In other, even rarer cases — no statistical estimates seem to be available — something called asymmetric disomata occurs. Essentially, one of the conjoined twins stops developing. How or why this happens is not yet understood, though some medical experts have theorized that the parasitic twin’s circulatory system atrophies, leading to a reversal in which it is supplied with deoxygenated blood from the normal twin. The inchoate parasite remains fused to the larger, otherwise normally formed twin, which is called the autosite.

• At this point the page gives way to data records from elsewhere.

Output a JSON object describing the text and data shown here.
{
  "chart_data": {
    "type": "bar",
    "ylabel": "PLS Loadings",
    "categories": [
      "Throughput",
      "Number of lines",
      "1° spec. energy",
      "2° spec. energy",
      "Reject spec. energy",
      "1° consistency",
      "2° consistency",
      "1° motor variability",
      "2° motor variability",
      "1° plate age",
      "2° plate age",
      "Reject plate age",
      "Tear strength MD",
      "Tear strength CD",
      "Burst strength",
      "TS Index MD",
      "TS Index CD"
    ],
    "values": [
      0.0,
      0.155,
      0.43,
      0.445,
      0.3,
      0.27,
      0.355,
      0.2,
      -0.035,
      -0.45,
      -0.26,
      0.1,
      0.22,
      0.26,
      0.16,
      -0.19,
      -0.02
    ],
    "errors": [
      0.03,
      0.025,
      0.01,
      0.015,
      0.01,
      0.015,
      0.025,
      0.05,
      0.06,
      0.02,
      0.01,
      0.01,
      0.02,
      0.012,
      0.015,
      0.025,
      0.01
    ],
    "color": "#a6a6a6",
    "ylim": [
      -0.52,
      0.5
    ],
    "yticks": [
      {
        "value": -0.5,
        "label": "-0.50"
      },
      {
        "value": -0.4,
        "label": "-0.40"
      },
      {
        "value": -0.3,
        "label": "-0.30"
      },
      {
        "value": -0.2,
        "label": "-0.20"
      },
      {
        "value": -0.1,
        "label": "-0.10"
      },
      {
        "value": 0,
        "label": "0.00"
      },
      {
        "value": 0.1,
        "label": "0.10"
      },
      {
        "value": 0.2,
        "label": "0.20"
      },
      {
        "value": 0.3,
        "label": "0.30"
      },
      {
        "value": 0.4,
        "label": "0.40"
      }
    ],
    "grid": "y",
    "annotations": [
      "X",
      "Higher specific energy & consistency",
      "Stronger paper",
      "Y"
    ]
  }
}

There are different types of parasitic twins. Cephalophagus parasiticus is a parasitic twin that consists of mostly a head, attached to the head of the dominant twin. Other variations include epignathus parasiticus, in which a parasitic twin is attached at the jaw; pygopagus parasiticus, which is joined at the buttock; and thoracopagus parasiticus, which is fused at the chest or back. Yet another type of parasitic twin is a fetus-in-fetu, or inclusion twin, which actually develops inside the abdominal or thoracic cavity or elsewhere inside the body of the dominant twin. It can range in development from a shapeless mass of tissue to a fairly well-developed twin.

Parasitic twins have a variety of deformities and missing organs. A parasitic twin attached to the base of the spine of a Turkish child, as described in the medical journal BMC Pregnancy Childbirth, had short, misshapen legs and three toes on one foot. In another case, documented in the Internet Journal of Surgery, an Indian infant’s parasite had well-formed legs and genitalia, but only a single, underdeveloped arm and a single kidney. The New York Times reported a case in 2000 of a Puerto Rican child and her underdeveloped twin who had an abnormality called twin-reversed arterial perfusion (TRAP), in which the parasite failed to develop its own heart and depended upon the normal twin to pump blood through its body.

Despite medical advances, children born with parasitic twins face an uncertain survival rate. In one case described in the Journal of Internet Surgery, surgeons were able to successfully remove the trunk, limbs and organs of a parasitic twin from the healthy one, and the child was healthy enough to be discharged from the hospital nine days later. But in a second case documented in the article, they successfully removed a parasitic twin that shared a liver, but the child that remained later died of heart failure.